Parenting can be exhausting, and when you've got serious mom-fatigue, you're likely to try anything just to catch up on some Zs. But when it comes to sleep safety, following the recommended guidelines is important. With new products coming out all the time that seem really great (and guarantee your baby sleeps through the night), how do you know if they're actually safe? Like a new kind of swaddle on the market, the weighted swaddle that claims to help your child sleep. But are weighted swaddles safe for babies? I spoke with certified sleep coach and founder of Tuck.com, Bill Fish, and Senior Director of the Neonatal Institute at Johns Hopkins All Children’s Hospital in St. Petersburg, Florida, Amy Brassfield, MSN to see how a weighted swaddle's safety stands up to the hype.
One of the brands that makes a weighted swaddle, Nested Bean, explained how it works on their website. Their website claims that your baby will sleep better in one to three nights because the weighted swaddle will mimic your touch by using weighted pads. It's not a stretch to understand. Fish tells Romper in an email that "the weighted swaddle has come into the public consciousness over the past couple of years mostly due to the success of the weighted blanket," which has been used to treat children diagnosed with autism and ADHD due to its calming effect.

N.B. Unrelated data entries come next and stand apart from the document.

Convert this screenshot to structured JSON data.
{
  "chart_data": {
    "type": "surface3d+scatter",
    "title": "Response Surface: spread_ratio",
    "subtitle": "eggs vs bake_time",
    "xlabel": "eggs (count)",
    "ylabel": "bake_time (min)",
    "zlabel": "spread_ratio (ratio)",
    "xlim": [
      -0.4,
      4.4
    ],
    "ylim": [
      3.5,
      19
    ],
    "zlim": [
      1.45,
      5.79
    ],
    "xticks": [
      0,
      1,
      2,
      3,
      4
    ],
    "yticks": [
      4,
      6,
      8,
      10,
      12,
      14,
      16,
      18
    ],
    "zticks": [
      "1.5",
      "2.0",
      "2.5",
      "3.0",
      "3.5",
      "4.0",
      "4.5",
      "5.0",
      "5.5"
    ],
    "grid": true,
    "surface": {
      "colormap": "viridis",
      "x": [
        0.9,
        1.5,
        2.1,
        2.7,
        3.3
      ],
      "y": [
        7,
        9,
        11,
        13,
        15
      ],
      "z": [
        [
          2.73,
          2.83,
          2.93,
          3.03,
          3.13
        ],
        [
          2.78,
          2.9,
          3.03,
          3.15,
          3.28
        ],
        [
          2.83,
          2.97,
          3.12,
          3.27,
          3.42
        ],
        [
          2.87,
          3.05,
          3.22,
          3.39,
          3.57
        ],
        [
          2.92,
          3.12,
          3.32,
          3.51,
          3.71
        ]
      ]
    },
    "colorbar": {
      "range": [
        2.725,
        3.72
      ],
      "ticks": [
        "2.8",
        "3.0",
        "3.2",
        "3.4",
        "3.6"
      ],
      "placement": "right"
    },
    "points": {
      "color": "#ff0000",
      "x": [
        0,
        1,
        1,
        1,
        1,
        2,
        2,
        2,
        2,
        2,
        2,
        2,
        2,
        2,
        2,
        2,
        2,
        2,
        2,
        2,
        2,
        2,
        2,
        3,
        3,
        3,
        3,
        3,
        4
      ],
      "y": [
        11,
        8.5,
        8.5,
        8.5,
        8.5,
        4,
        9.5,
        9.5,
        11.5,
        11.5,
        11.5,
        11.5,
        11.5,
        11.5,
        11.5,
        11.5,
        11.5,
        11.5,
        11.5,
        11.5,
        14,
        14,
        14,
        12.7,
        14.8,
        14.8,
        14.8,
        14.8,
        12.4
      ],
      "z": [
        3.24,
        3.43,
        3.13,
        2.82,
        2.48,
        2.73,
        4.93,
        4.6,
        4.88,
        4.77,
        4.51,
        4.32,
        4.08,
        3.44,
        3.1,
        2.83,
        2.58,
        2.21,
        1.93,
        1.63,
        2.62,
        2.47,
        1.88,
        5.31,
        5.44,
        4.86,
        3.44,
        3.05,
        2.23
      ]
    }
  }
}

But when it comes to safety, "Anything that could possibly raise the chance of suffocation for your baby should be looked at with extreme caution," Fish says.
Brassfield tells Romper that weighted swaddles can actually be dangerous. "We do not use weighted blankets in the NICU. The baby could get trapped under the weighted blanket and be unable to move. The weighted blanket could pose a suffocation risk as well." She recommends parents refer to the American Academy of Pediatrics' (AAP) guidelines for safe sleep and do not use any blankets in the crib at all, especially when they're sleeping. While it's important to note that weighted blankets aren't recommended, I asked Brassfield specifically about weighted swaddles, and she says she doesn't recommend them either for all of the above reasons.

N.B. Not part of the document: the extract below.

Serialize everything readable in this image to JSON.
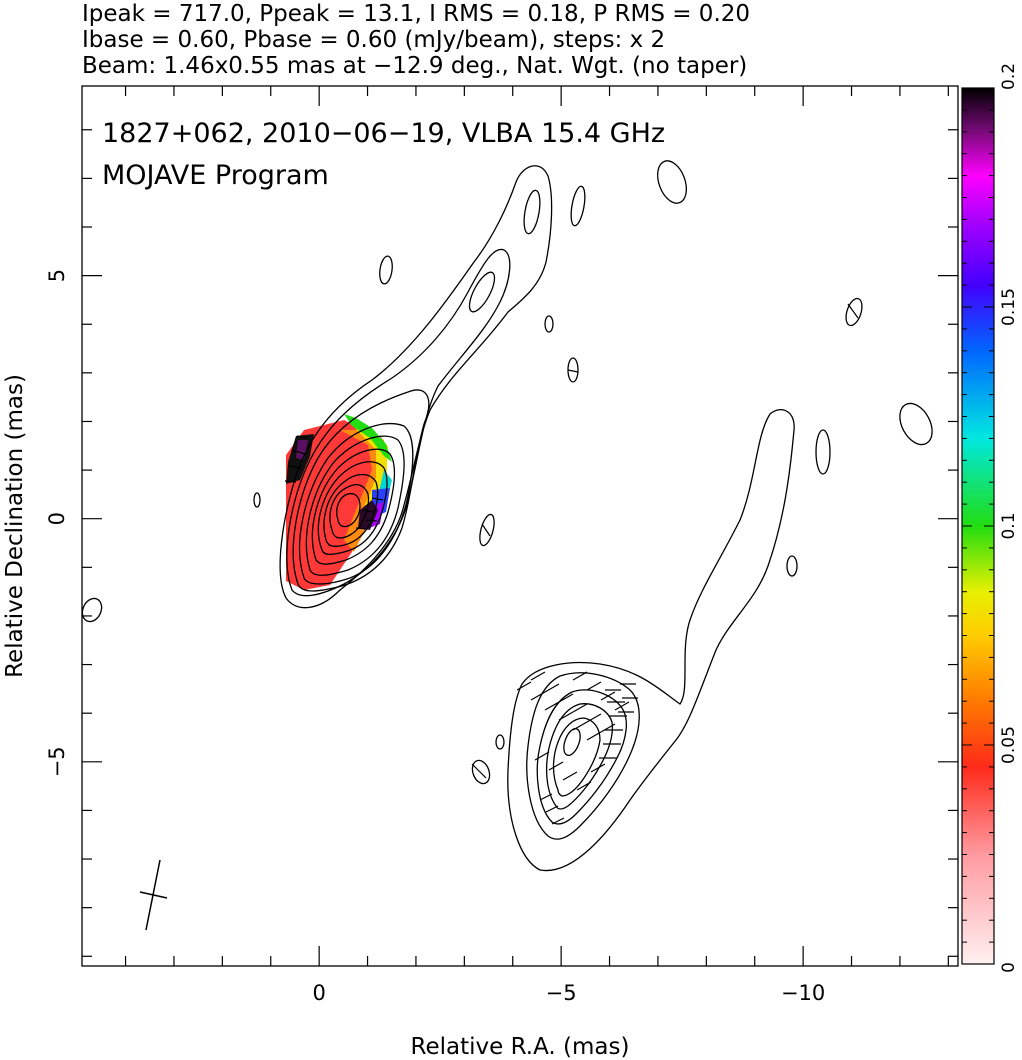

Instead, Brassfield recommends using approved sleep sacks to help keep your baby warm at night without increasing the risk of Sudden Unexpected Infant Death, which she says is the leading cause of death among infants one month to one year. In regards to using regular unweighted swaddles, she says, "Swaddling helps to calm the baby and also helps contain their own startle reflex. Swaddling also helps to keep the baby warm." Fish doesn't recommend any weighted products at all until your baby "can stand on their own, and even then, we would suggest going less than 10 percent than the body weight of the child." But when it comes to your little ones, it's always better to be safe than sorry, especially when it comes to sleep.
So when it comes to using a weighted swaddle, the experts say skip it. You could be putting your child at risk of suffering a tragic accident. Instead, use sleep sacks and appropriate clothing to help keep your baby warm at night. If your baby is having a hard time falling asleep or staying asleep, you can always hire a professional sleep coach or talk to your pediatrician if you're looking for some extra help getting your baby the rest you both need.